Key Verse: 2 Corinthians 12:9 “But He said to me, ‘My grace is sufficient for you, for my power is made perfect in weakness.’ Therefore I will boast all the more gladly about my weaknesses, so that Christ’s power may rest on me.” (NIV)
My oldest is a very compassionate and caring young man. He has always worn his feelings on his sleeve. However, he is also my dramatic child. He exaggerates his pain so much you would think that he is dying. So, when he came in and said his back hurt “extremely bad”, after being bumped by our 4 month old calf, I didn’t think too much of it. The next day he went to school where he played kickball, ran and jumped around. He then came home and wrestled with his younger brother. Before bed, he said it hurt badly. I gave him some Tylenol and told him to go to bed. This went on for about a week, when he came to me and said that it hurt to go to the bathroom I decided to take him in thinking that there may be more to this. On Friday we went in and the doctor took x-rays. Everything looked fine; it was most likely just a deep bruise. The next week the doctor called saying that the radiologist found a hairline fracture on his coccyx bone. He broke his tail bone! I felt horrible! I felt this was a major
failure on my part as a mom. I had so many negative thoughts about myself running through my head. My son had his first broken bone and needed me to be compassionate, I failed. There was nothing that we could really do except let it heal. Nothing would have been different if I took him in sooner. I am not perfect, I know this, and I have made plenty of mistakes. So, why do I, as a woman, and as a mom feel so guilty or awful when I make mistakes? (I know I’m not the only woman or mom that feels this way.)
This is our encouragement: “But He said to me, ‘My grace is sufficient for you, for my power is made perfect in weakness.’ Therefore I will boast all the more gladly about my weaknesses, so that Christ’s power may rest on me” 2 Corinthians 12:9. I am so grateful for a God that forgives me. His Grace is sufficient for me.

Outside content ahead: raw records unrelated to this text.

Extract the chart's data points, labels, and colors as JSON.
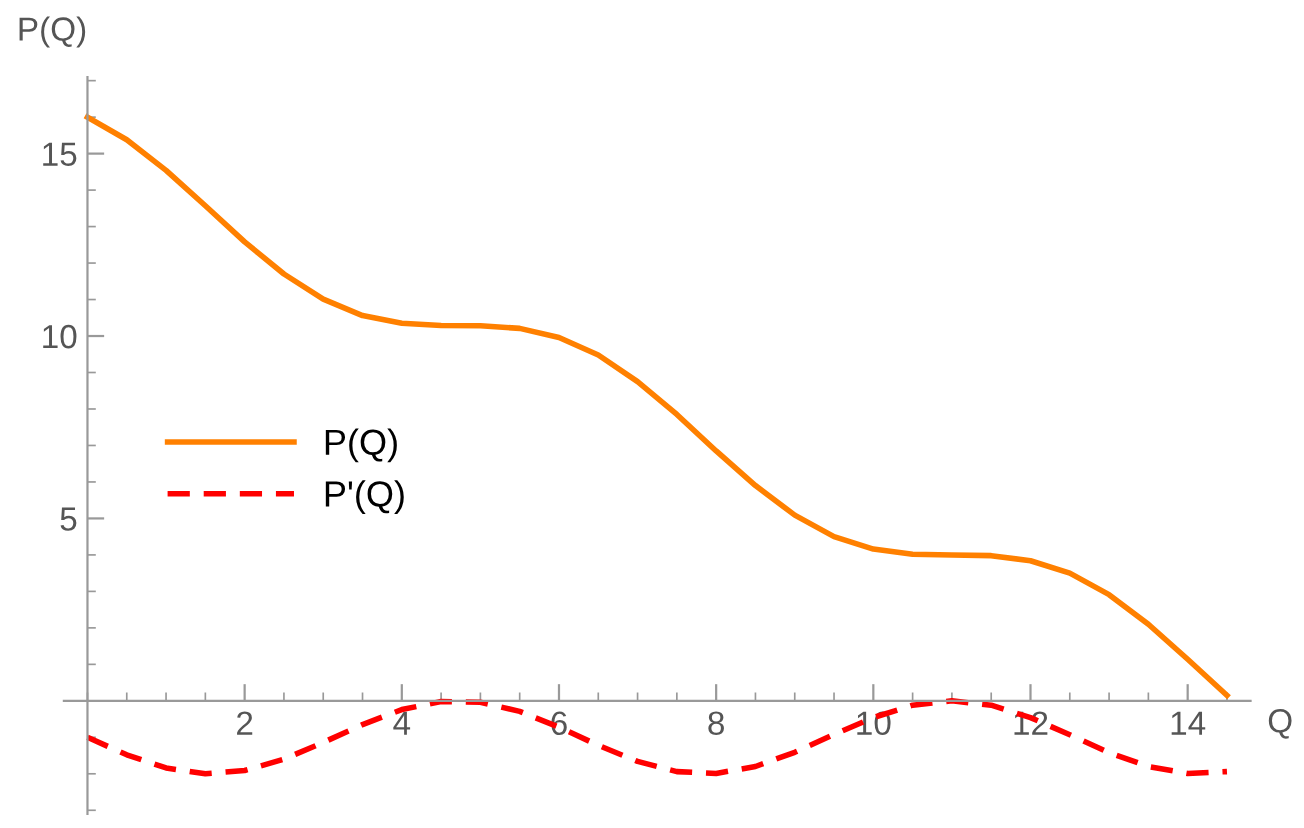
{
  "chart_data": {
    "type": "line",
    "xlabel": "Q",
    "ylabel": "P(Q)",
    "x": [
      0,
      0.5,
      1,
      1.5,
      2,
      2.5,
      3,
      3.5,
      4,
      4.5,
      5,
      5.5,
      6,
      6.5,
      7,
      7.5,
      8,
      8.5,
      9,
      9.5,
      10,
      10.5,
      11,
      11.5,
      12,
      12.5,
      13,
      13.5,
      14,
      14.5
    ],
    "series": [
      {
        "name": "P(Q)",
        "color": "#ff8000",
        "line_style": "solid",
        "values": [
          16.0,
          15.38,
          14.54,
          13.57,
          12.58,
          11.7,
          11.01,
          10.56,
          10.35,
          10.29,
          10.28,
          10.21,
          9.96,
          9.48,
          8.75,
          7.85,
          6.85,
          5.9,
          5.09,
          4.5,
          4.16,
          4.02,
          4.0,
          3.98,
          3.84,
          3.5,
          2.91,
          2.1,
          1.14,
          0.15
        ]
      },
      {
        "name": "P'(Q)",
        "color": "#ff0000",
        "line_style": "dashed",
        "values": [
          -1.0,
          -1.48,
          -1.84,
          -2.0,
          -1.91,
          -1.6,
          -1.14,
          -0.65,
          -0.24,
          -0.02,
          -0.04,
          -0.29,
          -0.72,
          -1.22,
          -1.66,
          -1.94,
          -1.99,
          -1.8,
          -1.41,
          -0.92,
          -0.46,
          -0.12,
          0.0,
          -0.12,
          -0.46,
          -0.93,
          -1.42,
          -1.8,
          -1.99,
          -1.94
        ]
      }
    ],
    "xlim": [
      -0.3,
      14.8
    ],
    "ylim": [
      -3.1,
      17.1
    ],
    "xticks": [
      2,
      4,
      6,
      8,
      10,
      12,
      14
    ],
    "yticks": [
      5,
      10,
      15
    ],
    "grid": false,
    "legend": "left",
    "marker": "none"
  }
}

If He can forgive me, I can forgive myself and learn from my
mistakes instead of feeling guilty over them. Feeling guilty is one of my many weaknesses. Through these weaknesses His power is made perfect. Wow! To think that by me admitting my weaknesses and areas where I struggle I can affirm God’s strength.
Father God, I thank You that I have weaknesses, and that Your power can shine through to me and others. Please continue to show me my weaknesses so I can continue to depend on You for strength and power. Nothing is too big for You.